The CRRSA funding is available for the district to use through September 2023, while the ARP funding can be spent through September 2024, with at least 20 percent of the $15.1 million required to be spent on “learning loss” during the pandemic. Learning loss was able to be addressed with after-school or extended day activities, summer learning or enrichment, or extended school year. Some focus of learning loss spending was intended to consider underrepresented student subgroups, including but not limited to children from low-income families, children with disabilities, English learners, homeless children and foster children. The ARP funding also required school districts to formulate a plan to return to in-school instruction for the 2021-22 school year.
Much of Kingston’s focus was on learning loss and the social and emotional well-being of its students, with concerns of the impact of lockdown and distance learning, which began in mid-March 2020 as the COVID-19 pandemic spread across the globe.
District officials are still deciding which, if any, of the CRRSA funded initiatives to bring back, so for the time being at least they’re fully funded in the preliminary budget.

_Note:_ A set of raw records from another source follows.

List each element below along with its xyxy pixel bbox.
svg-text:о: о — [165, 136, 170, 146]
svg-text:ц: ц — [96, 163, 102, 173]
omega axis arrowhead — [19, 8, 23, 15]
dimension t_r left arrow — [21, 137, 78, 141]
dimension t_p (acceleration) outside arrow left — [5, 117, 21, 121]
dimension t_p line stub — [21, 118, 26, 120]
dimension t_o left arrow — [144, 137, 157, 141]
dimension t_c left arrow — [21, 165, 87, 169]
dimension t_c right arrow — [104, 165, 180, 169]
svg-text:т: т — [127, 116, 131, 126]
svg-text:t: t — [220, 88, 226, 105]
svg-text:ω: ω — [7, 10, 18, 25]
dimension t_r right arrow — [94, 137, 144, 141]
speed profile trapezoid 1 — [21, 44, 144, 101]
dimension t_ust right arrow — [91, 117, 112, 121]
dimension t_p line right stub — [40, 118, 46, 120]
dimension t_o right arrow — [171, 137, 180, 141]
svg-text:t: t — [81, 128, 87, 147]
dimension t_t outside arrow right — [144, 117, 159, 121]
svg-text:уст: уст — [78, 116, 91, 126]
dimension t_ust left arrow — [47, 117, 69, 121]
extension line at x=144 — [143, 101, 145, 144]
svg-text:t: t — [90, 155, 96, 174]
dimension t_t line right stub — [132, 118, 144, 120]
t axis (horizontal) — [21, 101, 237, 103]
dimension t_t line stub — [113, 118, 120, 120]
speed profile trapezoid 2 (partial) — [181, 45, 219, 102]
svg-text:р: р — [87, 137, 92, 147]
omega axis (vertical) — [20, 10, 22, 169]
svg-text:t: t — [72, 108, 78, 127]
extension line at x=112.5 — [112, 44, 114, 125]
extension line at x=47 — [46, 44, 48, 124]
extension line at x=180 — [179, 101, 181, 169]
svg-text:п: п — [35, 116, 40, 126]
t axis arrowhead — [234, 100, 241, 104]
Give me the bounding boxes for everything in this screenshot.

Padalino said that is standard practice in the budgeting process, allowing the district to make School Board-recommended adjustments before a budget is adopted.
“We usually start off like this and then as we chip away we get down to where we need to be,” he said.

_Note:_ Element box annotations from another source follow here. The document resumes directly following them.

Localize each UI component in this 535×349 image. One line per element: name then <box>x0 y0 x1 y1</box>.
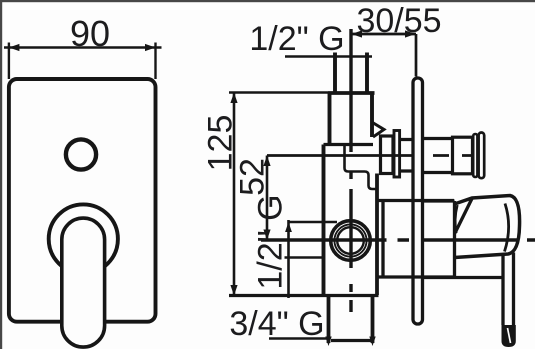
outlet centerline <box>267 154 472 157</box>
svg-text:90: 90 <box>70 13 110 54</box>
escutcheon circle <box>49 204 118 273</box>
scan border top <box>0 0 535 2</box>
grip base wedge <box>455 199 472 234</box>
dim 52 line <box>266 156 269 241</box>
vertical centerline <box>349 29 352 312</box>
sleeve bottom edge <box>377 275 454 278</box>
label 1/2 G side arrow <box>285 222 292 232</box>
riser pipe 1/2 <box>335 53 367 94</box>
lever handle (front) <box>62 218 105 347</box>
dim 30/55 arrow left <box>352 30 363 37</box>
label 3/4 G underline <box>269 337 329 340</box>
wall plate (side, capsule) <box>413 78 423 324</box>
dim 90 extension left <box>8 43 10 80</box>
diverter button <box>66 139 96 169</box>
dim 52 arrow bottom <box>263 230 270 241</box>
port tangent line top <box>289 221 338 224</box>
scan border left <box>0 0 2 349</box>
lever bar down <box>503 253 514 326</box>
sleeve top edge <box>377 199 454 202</box>
outlet nut <box>453 137 473 174</box>
grip base crescent <box>455 205 457 233</box>
bottom outlet pipe 3/4 <box>329 296 373 344</box>
valve body right edge <box>375 174 379 296</box>
outlet end cap <box>479 133 485 179</box>
dim 90 arrow right <box>145 44 156 51</box>
dim 30/55 arrow right <box>405 30 416 37</box>
cartridge step inside body <box>345 145 378 189</box>
bottom outlet end line <box>331 339 373 342</box>
chamfer wedge <box>373 123 385 138</box>
dim 125 line <box>233 93 236 296</box>
label 1/2 G side leader line <box>287 220 290 298</box>
valve body bottom edge <box>229 294 379 297</box>
dim 52 arrow top <box>263 156 270 167</box>
grip end inner arc <box>505 204 509 252</box>
port inner circle <box>337 227 364 254</box>
wall plate (front) <box>9 79 156 322</box>
inlet block <box>330 93 373 145</box>
dim 90 line <box>4 46 162 49</box>
svg-text:52: 52 <box>234 158 272 196</box>
label 1/2 G top underline <box>285 55 372 58</box>
bottom pipe arrow left <box>325 337 331 347</box>
sleeve ring <box>381 201 384 278</box>
outlet end washer <box>473 134 477 177</box>
bottom pipe arrow right <box>369 337 375 347</box>
outlet pipe to plate <box>400 140 413 172</box>
port outer circle <box>331 221 371 261</box>
lever tip highlight <box>508 328 511 343</box>
outlet block <box>381 136 394 174</box>
handle neck (side) <box>423 201 503 278</box>
valve body left edge <box>322 145 326 296</box>
dim 90 extension right <box>154 43 156 80</box>
port tangent line bottom <box>285 256 324 259</box>
dim 30/55 right extension <box>415 34 418 77</box>
riser shoulder <box>328 91 375 95</box>
lever tip <box>502 325 516 347</box>
port thread circle <box>334 224 366 256</box>
dim 125 top extension <box>229 91 328 94</box>
handle grip (side) <box>455 196 520 258</box>
main horizontal centerline <box>261 238 535 241</box>
dim 125 arrow bottom <box>230 285 237 296</box>
svg-text:1/2" G: 1/2" G <box>252 194 290 289</box>
outlet flange <box>394 131 400 178</box>
dim 125 arrow top <box>230 93 237 104</box>
dim 90 arrow left <box>9 44 20 51</box>
svg-text:1/2" G: 1/2" G <box>249 20 344 58</box>
valve body top edge <box>324 143 374 146</box>
outlet pipe after plate <box>422 139 454 173</box>
dim 30/55 line <box>351 33 416 36</box>
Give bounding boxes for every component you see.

The district’s anticipated revenue changes include a $1.5 million increase in interest; a $204,000 jump in Payments in Lieu of Taxes (PILOT); and a State Aid bump of $9,216,992, of which around $7.9 million is a Foundation Aid increase, the estimated value of which remains a bone of contention between the state and the school district.
“Fully funding a faulty formula isn’t something that I’d particularly like to give them credit for,” Padalino said. “But yes, the governor has pledged that we would receive that their version of a fully funded form Foundation (Aid) formula, and I think that that’s the minimum of what we will see in the Foundation Aid.”

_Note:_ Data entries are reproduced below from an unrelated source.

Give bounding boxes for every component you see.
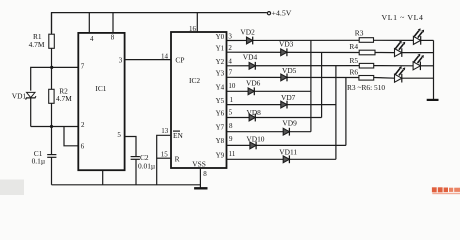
svg-text:Y5: Y5 bbox=[216, 97, 225, 105]
wire IC1 pin6 elbow bbox=[64, 127, 78, 146]
svg-text:8: 8 bbox=[229, 122, 233, 130]
svg-text:VD8: VD8 bbox=[247, 108, 262, 117]
svg-text:15: 15 bbox=[161, 150, 169, 158]
IC1 pin5 wire bbox=[125, 137, 136, 157]
svg-text:6: 6 bbox=[81, 143, 85, 151]
wire Y7 row to bus A bbox=[227, 131, 311, 133]
wire R6 to VL4 bbox=[374, 77, 395, 80]
wire Y2 row to R5 bbox=[227, 65, 360, 67]
svg-text:Y7: Y7 bbox=[216, 124, 225, 132]
svg-text:8: 8 bbox=[203, 170, 207, 178]
wire R5 to VL3 bbox=[374, 65, 413, 67]
node dot R2/C1/pin2 bbox=[50, 125, 53, 128]
diode VD5 bbox=[281, 74, 287, 82]
svg-text:R6: R6 bbox=[350, 67, 359, 76]
LED VL3 bbox=[413, 54, 424, 70]
diode VD7 bbox=[281, 101, 287, 109]
diode VD11 bbox=[283, 155, 289, 163]
wire Y0 row to R3 bbox=[227, 39, 360, 41]
diode VD9 bbox=[283, 128, 289, 136]
svg-text:4.7M: 4.7M bbox=[29, 40, 45, 49]
+4.5V supply terminal bbox=[267, 12, 270, 15]
svg-text:5: 5 bbox=[117, 131, 121, 139]
svg-text:VD6: VD6 bbox=[246, 78, 261, 87]
zener diode VD1 bbox=[12, 91, 36, 126]
IC1 pin8 wire bbox=[112, 13, 114, 33]
diode VD10 bbox=[250, 142, 256, 150]
svg-text:7: 7 bbox=[229, 69, 233, 77]
svg-text:4.7M: 4.7M bbox=[56, 94, 72, 103]
wire Y4 row to bus A bbox=[227, 90, 311, 92]
wire Y9 row to bus C bbox=[227, 158, 336, 160]
svg-text:Y2: Y2 bbox=[216, 58, 225, 66]
wire bus A (Y0/Y4/Y7 to R3) bbox=[310, 40, 312, 131]
svg-text:10: 10 bbox=[228, 82, 236, 90]
wire R3 to VL1 bbox=[374, 39, 414, 41]
svg-text:9: 9 bbox=[229, 135, 233, 143]
wire IC1 pin3 to IC2 CP bbox=[125, 59, 171, 61]
diode VD3 bbox=[281, 48, 287, 56]
wire bus B (Y1/Y6 to R4) bbox=[321, 52, 323, 117]
svg-text:VD4: VD4 bbox=[243, 53, 258, 62]
wire R4 to VL2 bbox=[375, 52, 395, 54]
IC2 pin16 wire bbox=[196, 13, 198, 32]
IC1 pin4 wire bbox=[88, 13, 90, 33]
IC1 box bbox=[78, 33, 124, 170]
node dot R1/R2/pin7 bbox=[50, 66, 53, 69]
svg-text:VD7: VD7 bbox=[281, 93, 296, 102]
wire bus D (Y3/Y8 to R6) bbox=[345, 77, 347, 145]
resistor R5 bbox=[359, 63, 373, 68]
svg-text:Y6: Y6 bbox=[216, 110, 225, 118]
svg-text:+4.5V: +4.5V bbox=[272, 9, 292, 18]
svg-text:Y4: Y4 bbox=[216, 83, 225, 91]
svg-text:16: 16 bbox=[189, 25, 197, 33]
watermark (bottom right) bbox=[432, 187, 460, 194]
wire VL4 to right bus bbox=[402, 77, 434, 79]
svg-text:VL1 ~ VL4: VL1 ~ VL4 bbox=[382, 13, 424, 22]
svg-text:0.01µ: 0.01µ bbox=[138, 161, 156, 170]
diode VD6 bbox=[248, 87, 254, 95]
svg-text:2: 2 bbox=[228, 44, 232, 52]
svg-text:3: 3 bbox=[119, 57, 123, 65]
wire Y6 row to bus B bbox=[227, 117, 322, 119]
diode VD2 bbox=[247, 37, 253, 45]
svg-text:R: R bbox=[175, 155, 180, 164]
wire IC1 pin2 node bbox=[31, 126, 79, 128]
wire VL1 to right bus bbox=[421, 39, 434, 41]
svg-text:Y3: Y3 bbox=[216, 70, 225, 78]
svg-text:VD2: VD2 bbox=[240, 28, 255, 37]
svg-text:4: 4 bbox=[90, 35, 94, 43]
svg-text:1: 1 bbox=[230, 96, 234, 104]
svg-text:5: 5 bbox=[229, 109, 233, 117]
svg-text:VD11: VD11 bbox=[279, 147, 297, 156]
svg-text:11: 11 bbox=[229, 150, 236, 158]
svg-text:EN: EN bbox=[173, 131, 184, 140]
svg-text:R3 ~R6: 510: R3 ~R6: 510 bbox=[347, 83, 385, 92]
svg-text:VD9: VD9 bbox=[282, 119, 297, 128]
svg-text:13: 13 bbox=[161, 127, 169, 135]
wire Y3 row to R6 bbox=[227, 76, 359, 78]
wire VL2 to right bus bbox=[402, 52, 434, 54]
svg-text:VSS: VSS bbox=[192, 159, 206, 168]
wire IC1 pin7 node bbox=[31, 67, 79, 90]
svg-text:IC2: IC2 bbox=[189, 76, 200, 85]
svg-text:VD3: VD3 bbox=[279, 39, 294, 48]
svg-text:VD1: VD1 bbox=[12, 91, 27, 100]
svg-text:R3: R3 bbox=[355, 29, 364, 38]
capacitor C2 bbox=[131, 153, 156, 185]
svg-text:14: 14 bbox=[161, 52, 169, 60]
svg-text:CP: CP bbox=[175, 55, 184, 64]
resistor R3 bbox=[359, 38, 373, 43]
IC2 pin8 wire to ground bbox=[199, 168, 201, 188]
svg-text:3: 3 bbox=[228, 32, 232, 40]
wire Y1 row to R4 bbox=[227, 51, 360, 53]
LED VL4 bbox=[395, 66, 406, 82]
capacitor C1 bbox=[32, 127, 57, 185]
resistor R6 bbox=[359, 76, 374, 81]
IC2 R pin15 wire bbox=[157, 157, 171, 159]
svg-text:VD5: VD5 bbox=[282, 66, 297, 75]
diode VD8 bbox=[249, 114, 255, 122]
svg-text:Y9: Y9 bbox=[216, 151, 225, 159]
svg-text:8: 8 bbox=[111, 33, 115, 41]
wire top supply rail bbox=[52, 13, 267, 33]
LED VL2 bbox=[395, 41, 406, 57]
resistor R4 bbox=[359, 50, 375, 55]
ground (main) bbox=[194, 187, 207, 189]
resistor R2 bbox=[49, 67, 73, 126]
svg-text:4: 4 bbox=[228, 57, 232, 65]
wire bus C (Y2/Y5/Y9 to R5) bbox=[335, 66, 337, 160]
LED VL1 bbox=[413, 28, 424, 44]
svg-text:IC1: IC1 bbox=[95, 84, 106, 93]
wire Y8 row to bus D bbox=[227, 144, 346, 146]
scan artifact (bottom-left grey block) bbox=[0, 180, 24, 196]
svg-text:Y0: Y0 bbox=[216, 33, 225, 41]
resistor R1 bbox=[29, 13, 55, 68]
wire VL3 to right bus bbox=[420, 65, 433, 67]
IC2 box bbox=[171, 32, 227, 168]
svg-text:R4: R4 bbox=[349, 42, 358, 51]
wire Y5 row to bus C bbox=[227, 104, 336, 106]
svg-text:R5: R5 bbox=[350, 56, 359, 65]
wire bottom rail bbox=[52, 184, 201, 186]
svg-text:Y1: Y1 bbox=[216, 45, 225, 53]
ground (right) bbox=[427, 99, 439, 101]
diode VD4 bbox=[249, 62, 255, 70]
svg-text:2: 2 bbox=[81, 121, 85, 129]
svg-text:0.1µ: 0.1µ bbox=[32, 157, 46, 166]
svg-text:Y8: Y8 bbox=[216, 137, 225, 145]
IC1 pin1 wire to rail bbox=[102, 170, 104, 185]
wire right bus to ground bbox=[433, 40, 435, 99]
svg-text:7: 7 bbox=[81, 63, 85, 71]
IC2 EN pin13 wire bbox=[157, 135, 171, 185]
svg-text:VD10: VD10 bbox=[246, 134, 264, 143]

As is often the case, state lawmakers find a way to include more money for education than is seen in the governor’s budget proposal, but how successful they are won’t be known until next month.
The district is also grappling with an estimated $16,396,700 increase in expenses, which includes bumps in salaries ($7.6 million), transportation ($3 million), BOCES services ($2.1 million), special education tuition ($2 million), health insurance ($1.3 million), and retirement and Social Security ($400,000).
Padalino said that while on the surface, the BOCES increase seems steep compared to prior years, some of that is due to expanded services, and some due to a desire to get the balance right ahead of time.
“Quite honestly, I think we’re looking a little more realistically at what our costs are at BOCES than maybe we have in the past,” Padalino said. “So while this looks like a huge jump, we ended up doing a lot of transfers at the end of the year in the years in the past to make sure we cover that instead of budgeting for the actual cost. I think we may come down a little bit, but I think we’re in the real world there.”
Trustees were presented with five potential tax levy scenarios with the rollover budget figures, and including the use of $4,220,000 in fund balance and $750,000 in other appropriations, with the maximum 3.23 percent increase putting the district $1,406,875 over.
A 3 percent tax levy increase with the same variables elsewhere would put the district $1,657,123 over; a 2.5 percent tax levy increase $2,210,220 over; a 2 percent tax levy increase $2,763,318 over; and no tax levy increase $4,975,708 over.
Padalino reiterated that the preliminary budget figures represent a work in progress, and that depending upon a variety of factors, the spending plan will be balanced before adopted by the Board of Education.
In addition to the 2023-24 budget, there will be three open seats on the Board of Education, and a $162.5 million districtwide capital project. Polls will be open from 7:00 a.m. until 9:00 p.m. on Tuesday, May 16.